06 August 2017
The United States’ decision to charge Hambali in connection with the 2002 Bali bombings, following its blacklisting of an Indonesian group linked to Al-Qaeda, signals a new security focus of the Trump administration in South-east Asia.
This comes as the U.S. prepares for a different terrorist landscape in the region, which will be shaped by the eventual collapse of the Islamic State in Iraq and Syria (ISIS) in the Middle East, say analysts.

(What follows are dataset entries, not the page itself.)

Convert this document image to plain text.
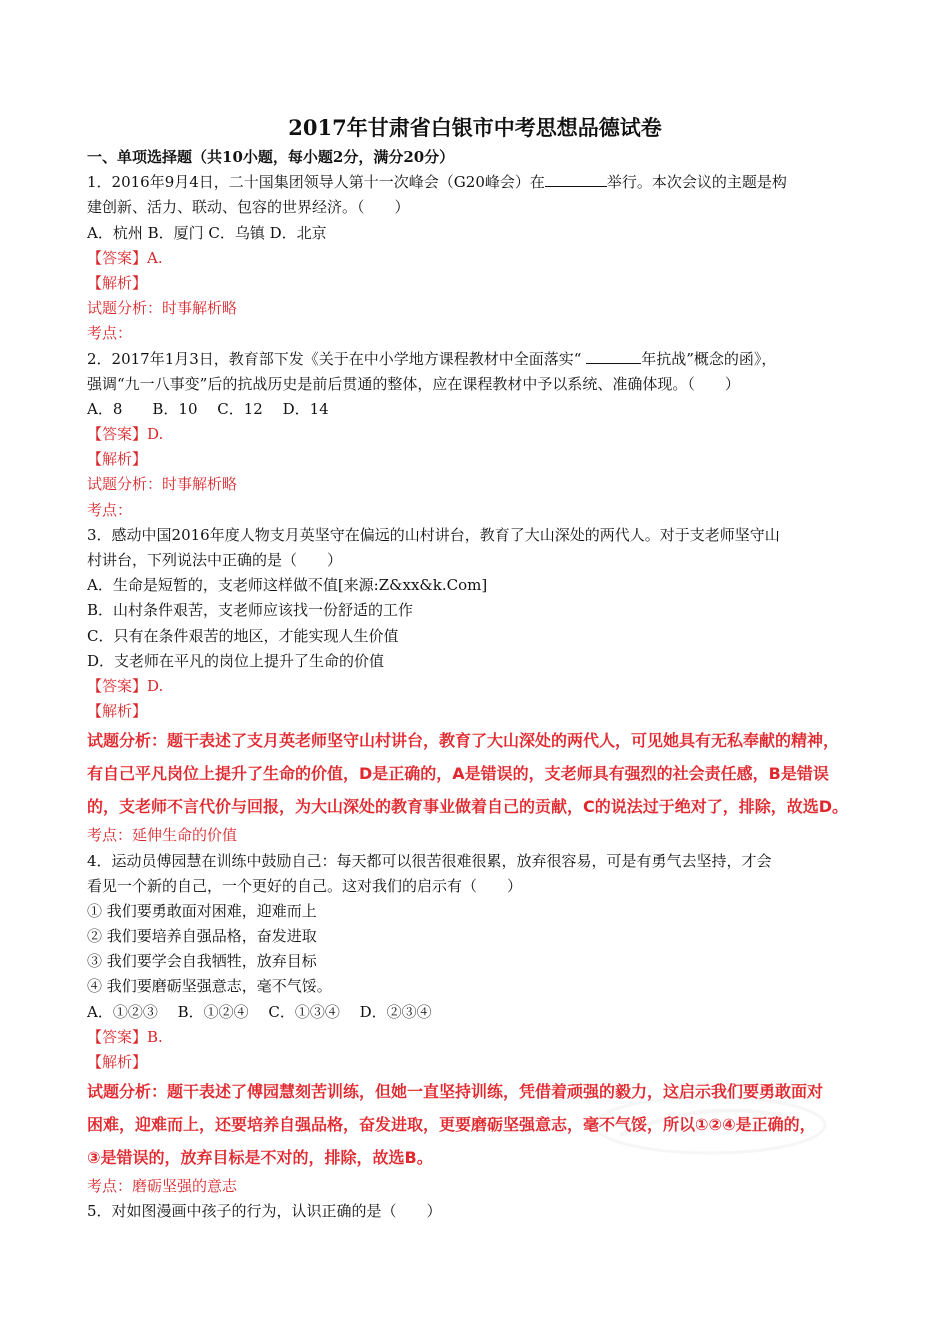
2017年甘肃省白银市中考思想品德试卷
一、单项选择题（共10小题，每小题2分，满分20分）
1．2016年9月4日，二十国集团领导人第十一次峰会（G20峰会）在	举行。本次会议的主题是构
建创新、活力、联动、包容的世界经济。（　　）
A．杭州 B．厦门 C．乌镇 D．北京
【答案】A.
【解析】
试题分析：时事解析略
考点：
2．2017年1月3日，教育部下发《关于在中小学地方课程教材中全面落实“	年抗战”概念的函》，
强调“九一八事变”后的抗战历史是前后贯通的整体，应在课程教材中予以系统、准确体现。（　　）
A．8　　B．10　 C．12　 D．14
【答案】D.
【解析】
试题分析：时事解析略
考点：
3．感动中国2016年度人物支月英坚守在偏远的山村讲台，教育了大山深处的两代人。对于支老师坚守山
村讲台，下列说法中正确的是（　　）
A．生命是短暂的，支老师这样做不值[来源:Z&xx&k.Com]
B．山村条件艰苦，支老师应该找一份舒适的工作
C．只有在条件艰苦的地区，才能实现人生价值
D．支老师在平凡的岗位上提升了生命的价值
【答案】D.
【解析】
试题分析：题干表述了支月英老师坚守山村讲台，教育了大山深处的两代人，可见她具有无私奉献的精神，
有自己平凡岗位上提升了生命的价值，D是正确的，A是错误的，支老师具有强烈的社会责任感，B是错误
的，支老师不言代价与回报，为大山深处的教育事业做着自己的贡献，C的说法过于绝对了，排除，故选D。
考点：延伸生命的价值
4．运动员傅园慧在训练中鼓励自己：每天都可以很苦很难很累，放弃很容易，可是有勇气去坚持，才会
看见一个新的自己，一个更好的自己。这对我们的启示有（　　）
① 我们要勇敢面对困难，迎难而上
② 我们要培养自强品格，奋发进取
③ 我们要学会自我牺牲，放弃目标
④ 我们要磨砺坚强意志，毫不气馁。
A．①②③　 B．①②④　 C．①③④　 D．②③④
【答案】B.
【解析】
试题分析：题干表述了傅园慧刻苦训练，但她一直坚持训练，凭借着顽强的毅力，这启示我们要勇敢面对
困难，迎难而上，还要培养自强品格，奋发进取，更要磨砺坚强意志，毫不气馁，所以①②④是正确的，
③是错误的，放弃目标是不对的，排除，故选B。
考点：磨砺坚强的意志
5．对如图漫画中孩子的行为，认识正确的是（　　）
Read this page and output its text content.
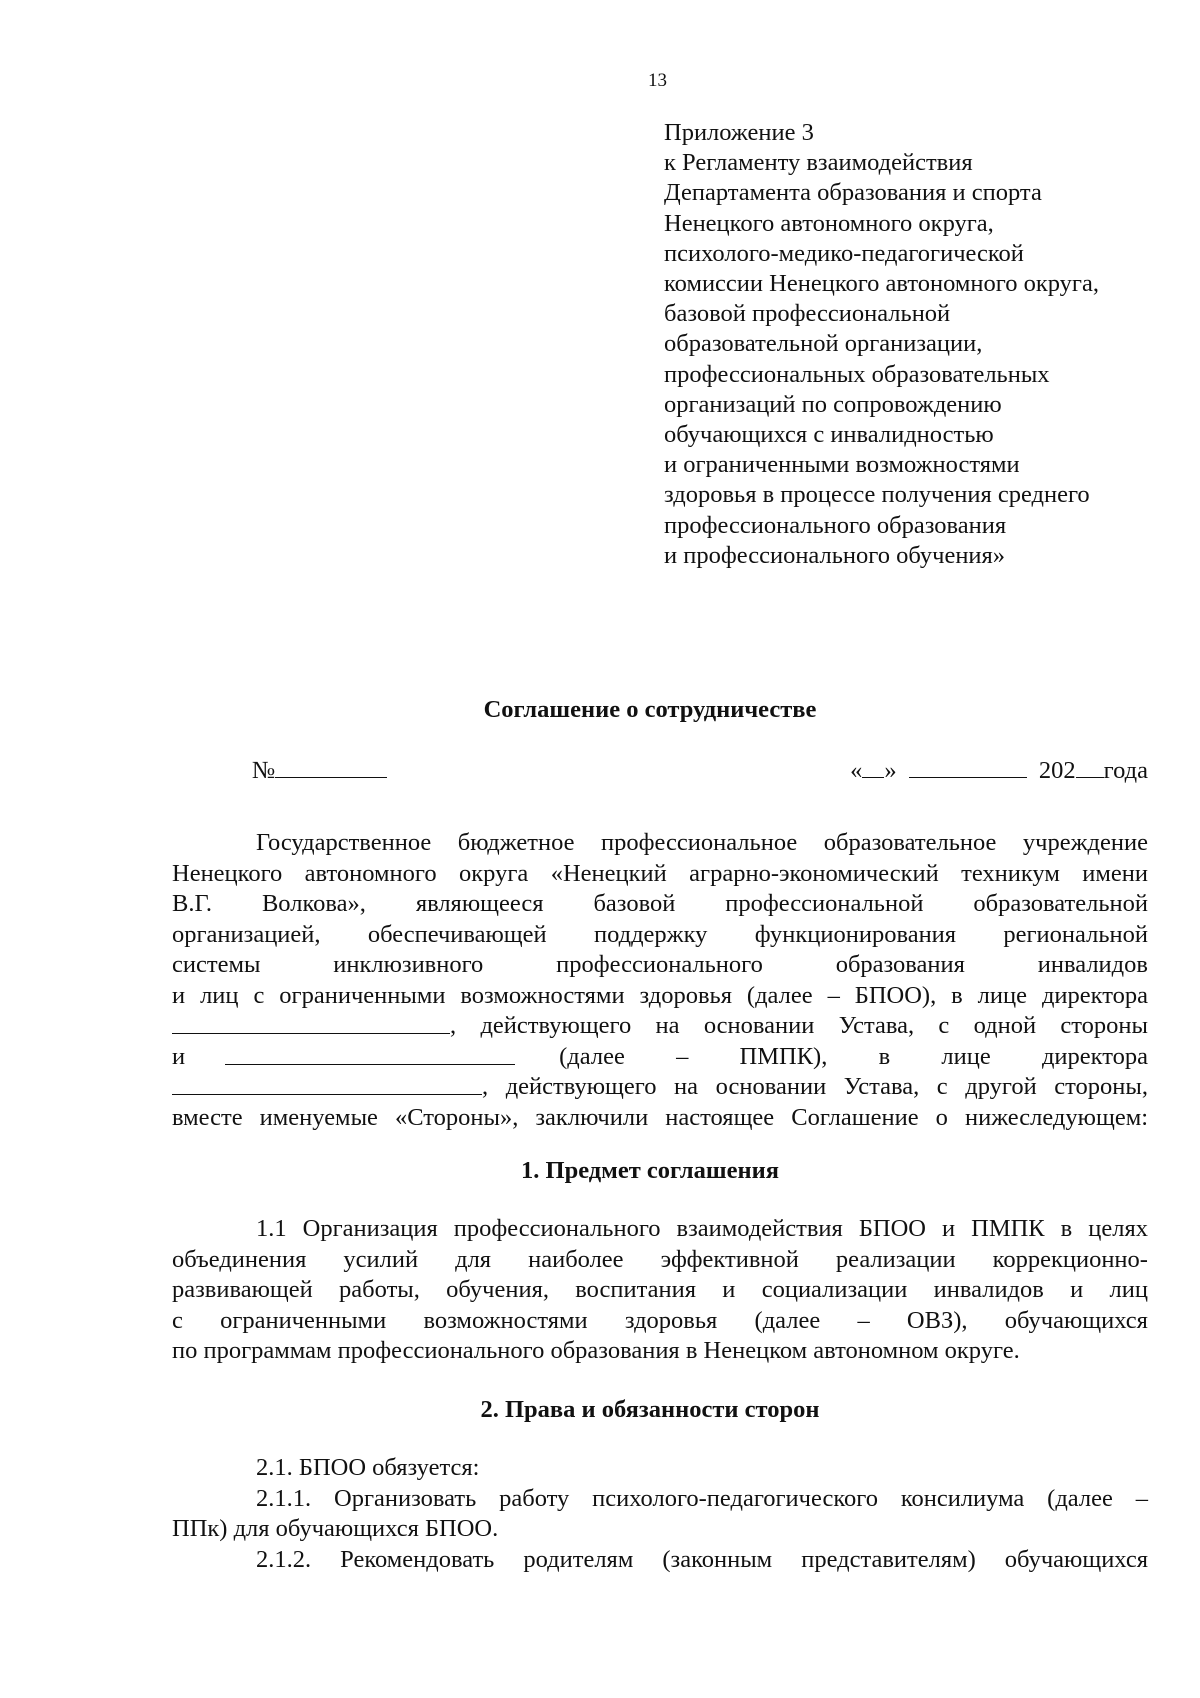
13
Приложение 3
к Регламенту взаимодействия
Департамента образования и спорта
Ненецкого автономного округа,
психолого-медико-педагогической
комиссии Ненецкого автономного округа,
базовой профессиональной
образовательной организации,
профессиональных образовательных
организаций по сопровождению
обучающихся с инвалидностью
и ограниченными возможностями
здоровья в процессе получения среднего
профессионального образования
и профессионального обучения»
Соглашение о сотрудничестве
№	« »	202 года
Государственное бюджетное профессиональное образовательное учреждение
Ненецкого автономного округа «Ненецкий аграрно-экономический техникум имени
В.Г. Волкова», являющееся базовой профессиональной образовательной
организацией, обеспечивающей поддержку функционирования региональной
системы	инклюзивного	профессионального	образования	инвалидов
и лиц с ограниченными возможностями здоровья (далее – БПОО), в лице директора
, действующего на основании Устава, с одной стороны
и	(далее – ПМПК), в лице директора
, действующего на основании Устава, с другой стороны,
вместе именуемые «Стороны», заключили настоящее Соглашение о нижеследующем:
1. Предмет соглашения
1.1 Организация профессионального взаимодействия БПОО и ПМПК в целях
объединения усилий для наиболее эффективной реализации коррекционно-
развивающей работы, обучения, воспитания и социализации инвалидов и лиц
с ограниченными возможностями здоровья (далее – ОВЗ), обучающихся
по программам профессионального образования в Ненецком автономном округе.
2. Права и обязанности сторон
2.1. БПОО обязуется:
2.1.1. Организовать работу психолого-педагогического консилиума (далее –
ППк) для обучающихся БПОО.
2.1.2. Рекомендовать родителям (законным представителям) обучающихся
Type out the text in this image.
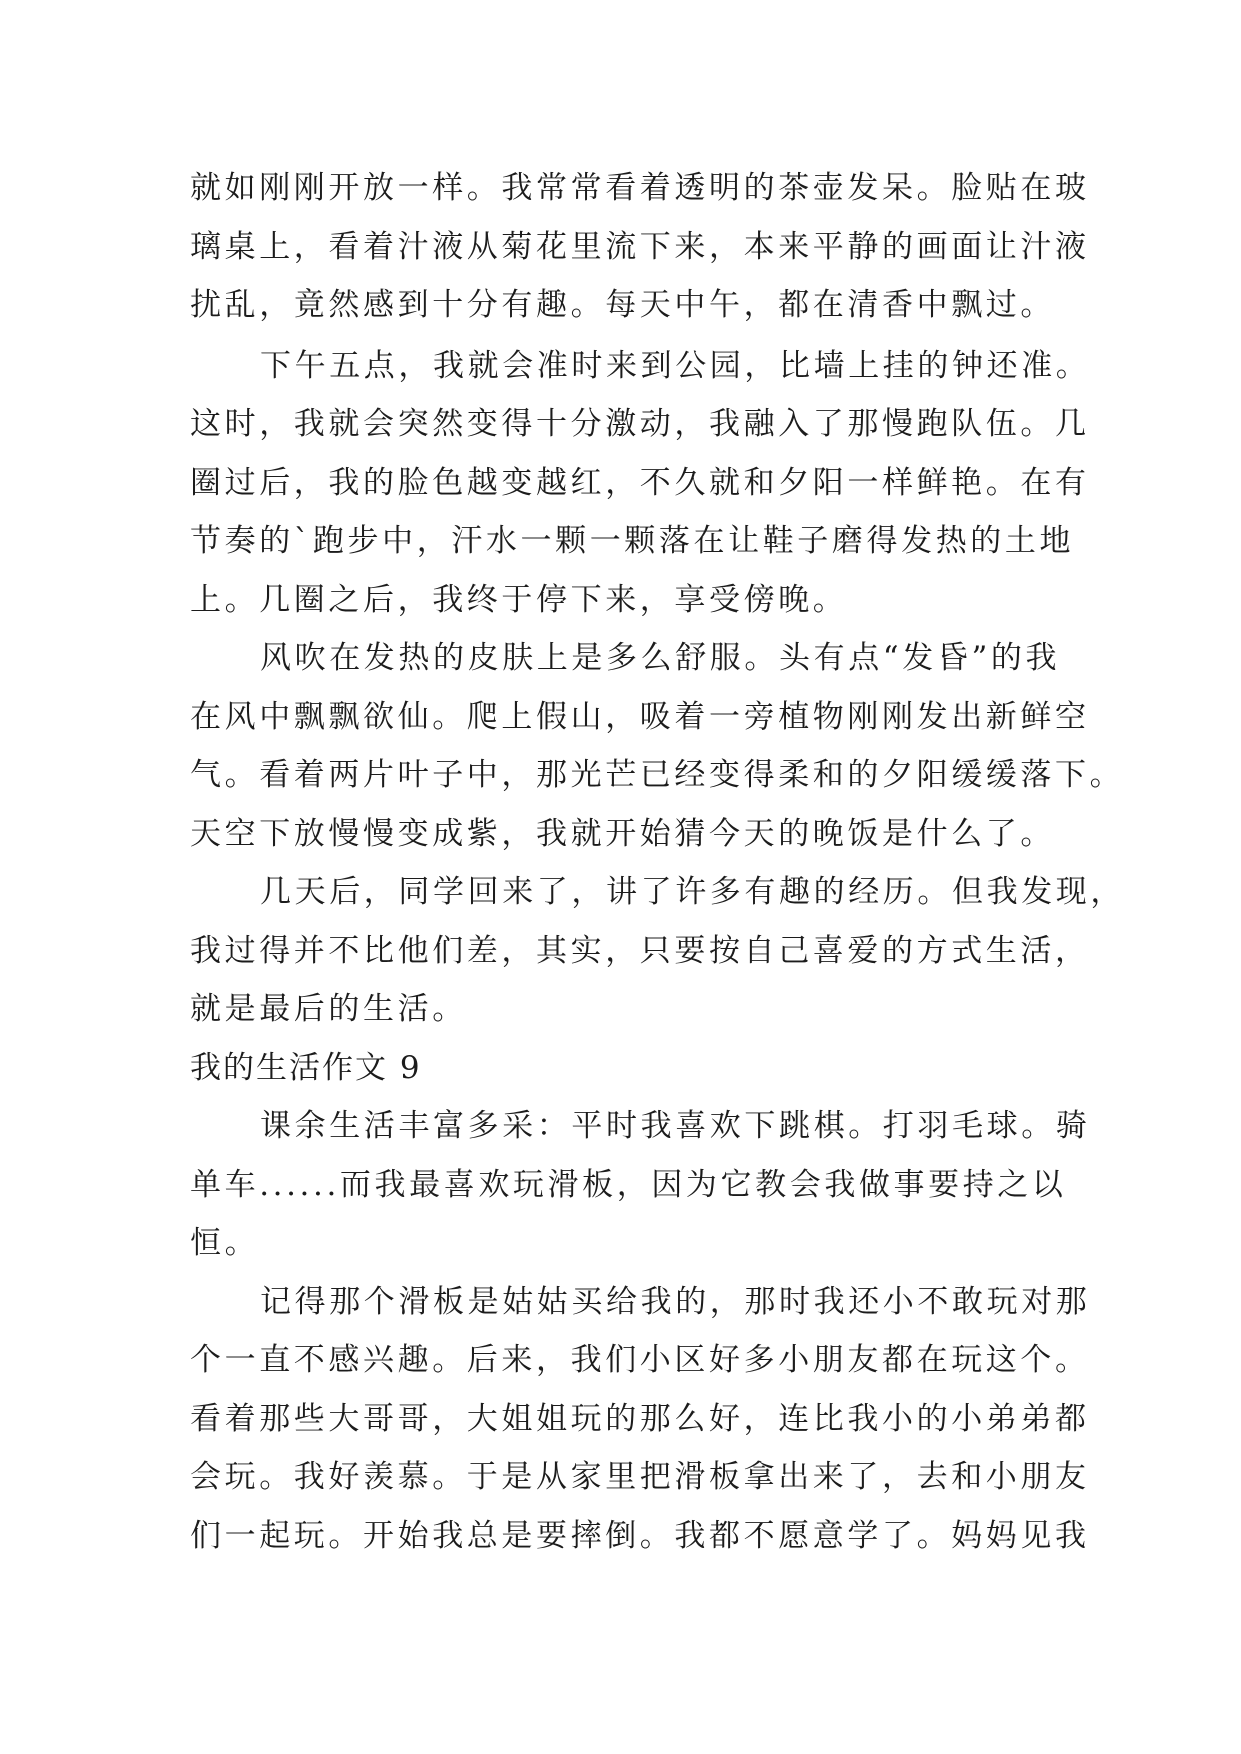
就如刚刚开放一样。我常常看着透明的茶壶发呆。脸贴在玻
璃桌上，看着汁液从菊花里流下来，本来平静的画面让汁液
扰乱，竟然感到十分有趣。每天中午，都在清香中飘过。
下午五点，我就会准时来到公园，比墙上挂的钟还准。
这时，我就会突然变得十分激动，我融入了那慢跑队伍。几
圈过后，我的脸色越变越红，不久就和夕阳一样鲜艳。在有
节奏的`跑步中，汗水一颗一颗落在让鞋子磨得发热的土地
上。几圈之后，我终于停下来，享受傍晚。
风吹在发热的皮肤上是多么舒服。头有点“发昏”的我
在风中飘飘欲仙。爬上假山，吸着一旁植物刚刚发出新鲜空
气。看着两片叶子中，那光芒已经变得柔和的夕阳缓缓落下。
天空下放慢慢变成紫，我就开始猜今天的晚饭是什么了。
几天后，同学回来了，讲了许多有趣的经历。但我发现，
我过得并不比他们差，其实，只要按自己喜爱的方式生活，
就是最后的生活。
我的生活作文 9
课余生活丰富多采：平时我喜欢下跳棋。打羽毛球。骑
单车......而我最喜欢玩滑板，因为它教会我做事要持之以
恒。
记得那个滑板是姑姑买给我的，那时我还小不敢玩对那
个一直不感兴趣。后来，我们小区好多小朋友都在玩这个。
看着那些大哥哥，大姐姐玩的那么好，连比我小的小弟弟都
会玩。我好羡慕。于是从家里把滑板拿出来了，去和小朋友
们一起玩。开始我总是要摔倒。我都不愿意学了。妈妈见我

Hambali, whose real name is Riduan Isamuddin, is a former Al- Qaeda operative and a leader of the Jemaah Islamiah (JI). The 53-year- old Indonesian, nabbed in Bangkok in 2003 for masterminding the JI-led Bali blasts that killed 202, has been detained in Guantanamo Bay since 2006 without charge.
It was reported in June that a U.S. war court has charged him in connection with the Bali bombings as well as the 2003 bombing of the JW Marriott hotel in Jakarta. Just days earlier on June 12, the U.S. State Department declared the Majelis Mujahidin Indonesia (MMI) “Specially Designated Global Terrorists”.
Even though the MMI had tried to rebrand itself as a peaceful organisation, in reality, it is one of Indonesia’s most active Islamic groups to challenge the existing secular political order with the aim of establishing an Islamic state, according to Professor Bilveer Singh, an adjunct senior fellow at the Centre of Excellence for National Security, a research unit of the S. Rajaratnam School of International Studies.